To replicate my settings in throttlestop you would need to do the following:
Run a quick benchmark with hardware info monitoring the CPU and GPU for an accurate before picture
Download and unzip throttlestop
Launch throttlestop and click the button Turn on at the bottom of the window. That activate throttlestop settings and turns off monitoring mode.
We are going to ignore most of the values as the BIOS does not allow you to modify some of the important values that other guides online tell you to change.
The only values that I changed are in TPL menu.
In the TPL menu the first two items are the long and short power max values. Change the long value from 45 to 35. Change the short value from 125 to 100. I left the turbo time limit alone. The value that is going to make the most difference is the long time value. I enabled clap on both of these settings, from what I have read clap tells the processor to attempt to keep the values below or at the value supplied.
Once the new values are inserted, click okay and with throttlestop turned on, the change is immediate.

Run another benchmark with the new settings and make sure it runs for at least a couple of minutes. You know notice that after the first spike that lasts 56 seconds, the temperature will slowly decrease over time and settle on a value that should be lower than before because of the wattage limit.
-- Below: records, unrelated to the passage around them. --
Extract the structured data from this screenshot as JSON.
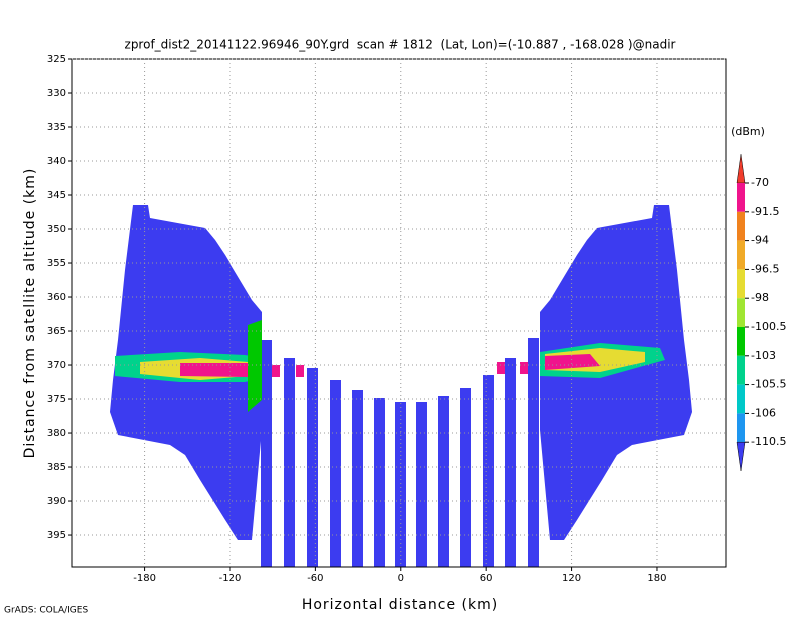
{
  "chart_data": {
    "type": "contour",
    "title": "zprof_dist2_20141122.96946_90Y.grd  scan # 1812  (Lat, Lon)=(-10.887 , -168.028 )@nadir",
    "x_label": "Horizontal distance (km)",
    "y_label": "Distance from satellite altitude (km)",
    "xlim": [
      -231,
      228.5
    ],
    "ylim": [
      399.7,
      325
    ],
    "xticks": [
      -180,
      -120,
      -60,
      0,
      60,
      120,
      180
    ],
    "yticks": [
      325,
      330,
      335,
      340,
      345,
      350,
      355,
      360,
      365,
      370,
      375,
      380,
      385,
      390,
      395
    ],
    "grid": true,
    "colorbar_unit": "(dBm)",
    "levels": [
      -70,
      -91.5,
      -94,
      -96.5,
      -98,
      -100.5,
      -103,
      -105.5,
      -106,
      -110.5
    ],
    "colors": [
      "#f03c2c",
      "#f0148c",
      "#f0821e",
      "#f0aa28",
      "#e6dc32",
      "#a0e632",
      "#00c800",
      "#00d28c",
      "#00c8c8",
      "#1e96f0",
      "#3c3cf0"
    ],
    "footer": "GrADS: COLA/IGES"
  }
}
On my laptop, that took the overall temperature from the high 80's and put it in the high 70's. It might vary from computer to computer so play with the values that keep the temperature to a value you are okay with. Once you are satisfied with the new limit you can google on how to apply the throttlestop setting on each OS startup and then the values will always be applied.

Surprisingly enough, I have heard that the 2060, 2080, 2070 Super Max Q don't have as much of a temperature issue because the of the lower wattage of the 2060 and the 2070 max q card and the better cooling on the 2080. I have no idea if that is actually true though, it just seems that most people facing this issue have a fast Intel cpu and a 2070 super running at 115 watts.

Edit: Pictures!
Example of Throttlestop settings:
86423

Example of thermals over a 10 minute period I did as a quick demo with the new settings. These are lower than what I typically have because of the lower ambient temperature. GPU hovered around 67°C and CPU hovered around 77°C:
86424



So one thing different is my default PP0 Current Limit is set to 200, and yours is 0, do I need to change that or does it not matter you think?

PC Benchmark only lowered my bench from around 7100 to 6900 after playing with these settings. Gonna try it in the real world a few days to see if we notice any difference.

Seems like this will be very helpful. Now ASUS really needs to look into this.

craig_cabbage wrote:
So one thing different is my default PP0 Current Limit is set to 200, and yours is 0, do I need to change that or does it not matter you think?

PC Benchmark only lowered my bench from around 7100 to 6900 after playing with these settings. Gonna try it in the real world a few days to see if we notice any difference.

Seems like this will be very helpful. Now ASUS really needs to look into this.


I looked into the pp0 value and I found this:

PP0 refers to the power limit of the CPU cores, and only the CPU cores. It does not include other things in the CPU such as cache, memory controller, integrated graphics and so on.

The PP0 Current Limit in ThrottleStop is set to 0. This usually means that this setting is not being used. Your CPU will only use as much current as it needs to use so setting this high is not going to hurt anything.


So it looks like on my laptop that setting is not using that setting but also having a setting of 200 might not affect too much as the CPU will only use as much as it needs. This might be a way to accomplish the same end goal of lowering thermals and could be explored further.
Asus G732LWS
Geforce GTX 2070 Super
Intel i7-10875h

Do you know how Armoury Crate and ThrottleStop interact? Should I set Armoury Crate to my desired power mode - silent/performance/turbo, and then turn on ThrottleStop, does it matter? Any insight?